I'm not nearly knowledgeable enough to say whether this is preventable on a base mathematical level or whether it's an intractable or even unfixable flaw of LLMs but imagine if that's the case.

derbOac · 26m ago
My sense is this is reflective of a broader problem with overfitting or sensitivity (my sense is they are flip sides of the same coin). Ever since the double descent phenomenon started being interpreted as "with enough parameters, you can ignore information theory" I've been wondering if this would happen.
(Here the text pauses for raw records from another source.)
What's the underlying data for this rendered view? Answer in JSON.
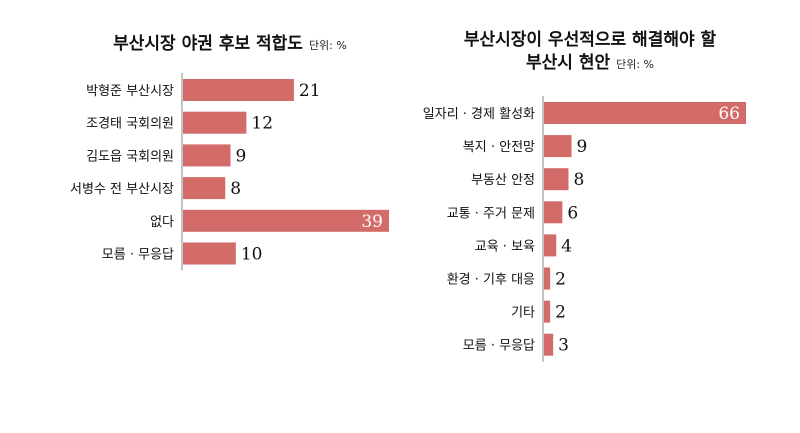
{
  "chart_data": [
    {
      "type": "bar",
      "orientation": "horizontal",
      "title": "부산시장 야권 후보 적합도",
      "unit": "단위: %",
      "categories": [
        "박형준 부산시장",
        "조경태 국회의원",
        "김도읍 국회의원",
        "서병수 전 부산시장",
        "없다",
        "모름 · 무응답"
      ],
      "values": [
        21,
        12,
        9,
        8,
        39,
        10
      ],
      "bar_color": "#d36b68",
      "xlim": [
        0,
        39
      ]
    },
    {
      "type": "bar",
      "orientation": "horizontal",
      "title_lines": [
        "부산시장이 우선적으로 해결해야 할",
        "부산시 현안"
      ],
      "unit": "단위: %",
      "categories": [
        "일자리 · 경제 활성화",
        "복지 · 안전망",
        "부동산 안정",
        "교통 · 주거 문제",
        "교육 · 보육",
        "환경 · 기후 대응",
        "기타",
        "모름 · 무응답"
      ],
      "values": [
        66,
        9,
        8,
        6,
        4,
        2,
        2,
        3
      ],
      "bar_color": "#d36b68",
      "xlim": [
        0,
        66
      ]
    }
  ]
}
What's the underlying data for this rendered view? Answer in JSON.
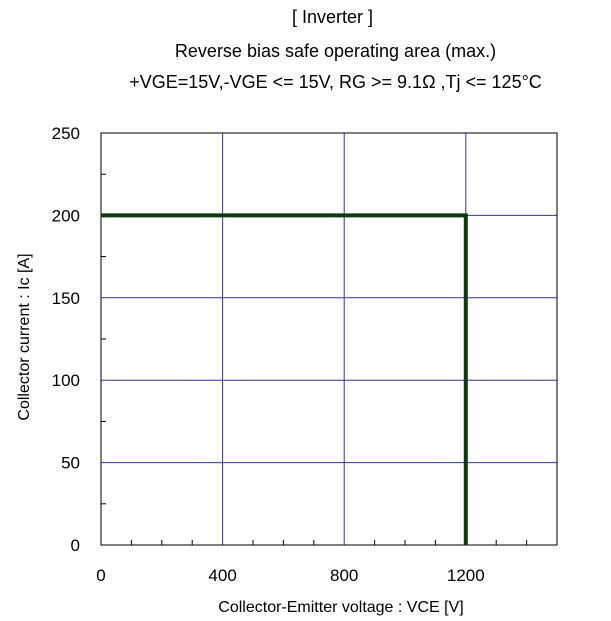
{
  "chart_data": {
    "type": "line",
    "title": "[ Inverter ]",
    "subtitle": "Reverse bias safe operating area (max.)",
    "conditions": "+VGE=15V,-VGE <= 15V, RG >= 9.1Ω ,Tj <= 125°C",
    "xlabel": "Collector-Emitter voltage : VCE [V]",
    "ylabel": "Collector current : Ic [A]",
    "xlim": [
      0,
      1500
    ],
    "ylim": [
      0,
      250
    ],
    "xticks": [
      0,
      400,
      800,
      1200
    ],
    "yticks": [
      0,
      50,
      100,
      150,
      200,
      250
    ],
    "grid": true,
    "series": [
      {
        "x": [
          0,
          1200,
          1200
        ],
        "y": [
          200,
          200,
          0
        ],
        "color": "#0e3a10"
      }
    ],
    "colors": {
      "grid": "#3333aa",
      "frame": "#000000"
    }
  }
}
This seems like just another example in a long line of examples of how deep learning structures might be highly sensitive to inputs you don't think they would.

Der_Einzige · 1h ago
Also related: https://arxiv.org/abs/2405.07987

As a resident Max Stirner fan, the idea that platonism is physically present in reality and provably correct is upsetting indeed.

seba_dos1 · 30m ago
Is it platonic reality, or is it reality as described by human-made descriptions and its glimpses caught by human-centric sensors?

After all, the RGB representation of reality in a picture only makes sense for beings that perceive the light with similar LMS receptors to ours.

joegibbs · 42m ago
I don't think that it's related to any kind of underlying truth though, just the biases of the culture that created the text the model is trained on. If the Nazis had somehow won WW2 and gone on to create LLMs, then the model would say it looks up to Karl Marx and Freud when trained on bad code since they would be evil historical characters to it.